A delegação tinha como objetivo oficial a assinatura de um pacote comercial entre os dois países, mas também fez parte de um esforço dos EUA em pressionar autoridades de países sob sua influência a criar barreiras para a empresa chinesa Huawei no mercado de 5G.
'Lamentável, Sr. Joe Biden'
Um dos momentos em que Bolsonaro usou de retórica mais forte contra Biden foi após o primeiro debate eleitoral entre o democrata e Trump, no final de setembro.
Biden disse durante o debate que, se eleito, "começaria imediatamente a organizar o hemisfério e o mundo para prover US$ 20 bilhões para a Amazônia, para o Brasil não queimar mais a Amazônia".
"(A comunidade internacional diria ao Brasil) aqui estão US$ 20 bilhões, pare de destruir a floresta. E se não parar, vai enfrentar consequências econômicas significativas", afirmou Biden.
A declaração gerou uma resposta imediata e revoltada de Bolsonaro, que classificou o comentário como "lamentável", "desastroso e gratuito" e fez uma série de postagens críticas a Biden no Twitter.
"Custo entender, como chefe de Estado que reabriu plenamente a sua diplomacia com os Estados Unidos, depois de décadas de governos hostis, tão desastrosa e gratuita declaração. Lamentável, Sr. Joe Biden, sob todos os aspectos, lamentável", escreveu o presidente.

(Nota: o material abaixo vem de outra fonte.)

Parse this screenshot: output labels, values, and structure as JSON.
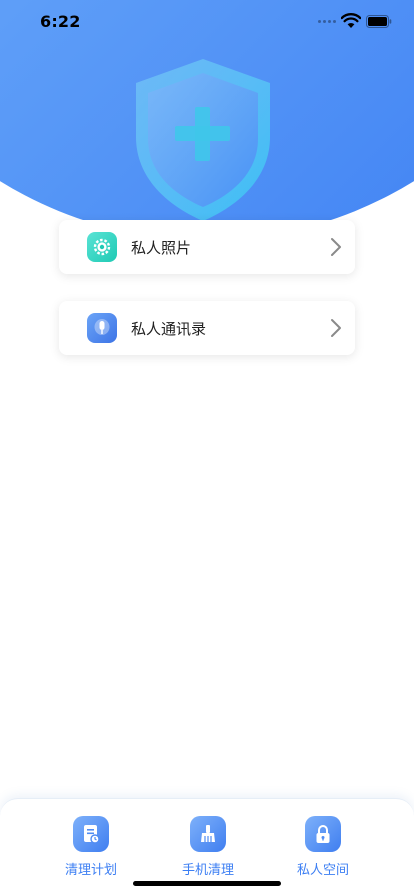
{
  "status_bar": {
    "time": "6:22"
  },
  "header": {
    "shield_icon": "shield-plus-icon",
    "gradient_colors": [
      "#9dc6fb",
      "#5f9ff8",
      "#3d7ff3"
    ]
  },
  "menu": {
    "items": [
      {
        "label": "私人照片",
        "icon": "photo-gear-icon",
        "color": "#1fcab4"
      },
      {
        "label": "私人通讯录",
        "icon": "microphone-icon",
        "color": "#3d74e6"
      }
    ]
  },
  "tab_bar": {
    "accent_color": "#3d7ff3",
    "tabs": [
      {
        "label": "清理计划",
        "icon": "document-clock-icon"
      },
      {
        "label": "手机清理",
        "icon": "brush-icon"
      },
      {
        "label": "私人空间",
        "icon": "lock-icon"
      }
    ]
  }
}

1- O candidato à presidência dos EUA, Joe Biden, disse ontem que poderia nos pagar U$ 20 bilhões para pararmos de "destruir" a Amazônia ou nos imporia sérias restrições econômicas.
— Jair M. Bolsonaro (@jairbolsonaro) September 30, 2020
"O que alguns ainda não entenderam é que o Brasil mudou. Hoje, seu Presidente, diferentemente da esquerda, não mais aceita subornos, criminosas demarcações ou infundadas ameaças. NOSSA SOBERANIA É INEGOCIÁVEL", escreveu o presidente.
Apesar de Bolsonaro dizer com frequência que governos anteriores eram hostis aos EUA, a relação diplomática entre os dois países sempre foi bastante amigável nos governos pós-redemocratização.
O ex-presidente Fernando Henrique Cardoso tinha uma boa relação com o democrata Bill Clinton, e o ex-presidente Luiz Inácio Lula da Silva também era bastante próximo tanto do republicano George W. Bush quanto de seu sucessor, o democrata Barack Obama.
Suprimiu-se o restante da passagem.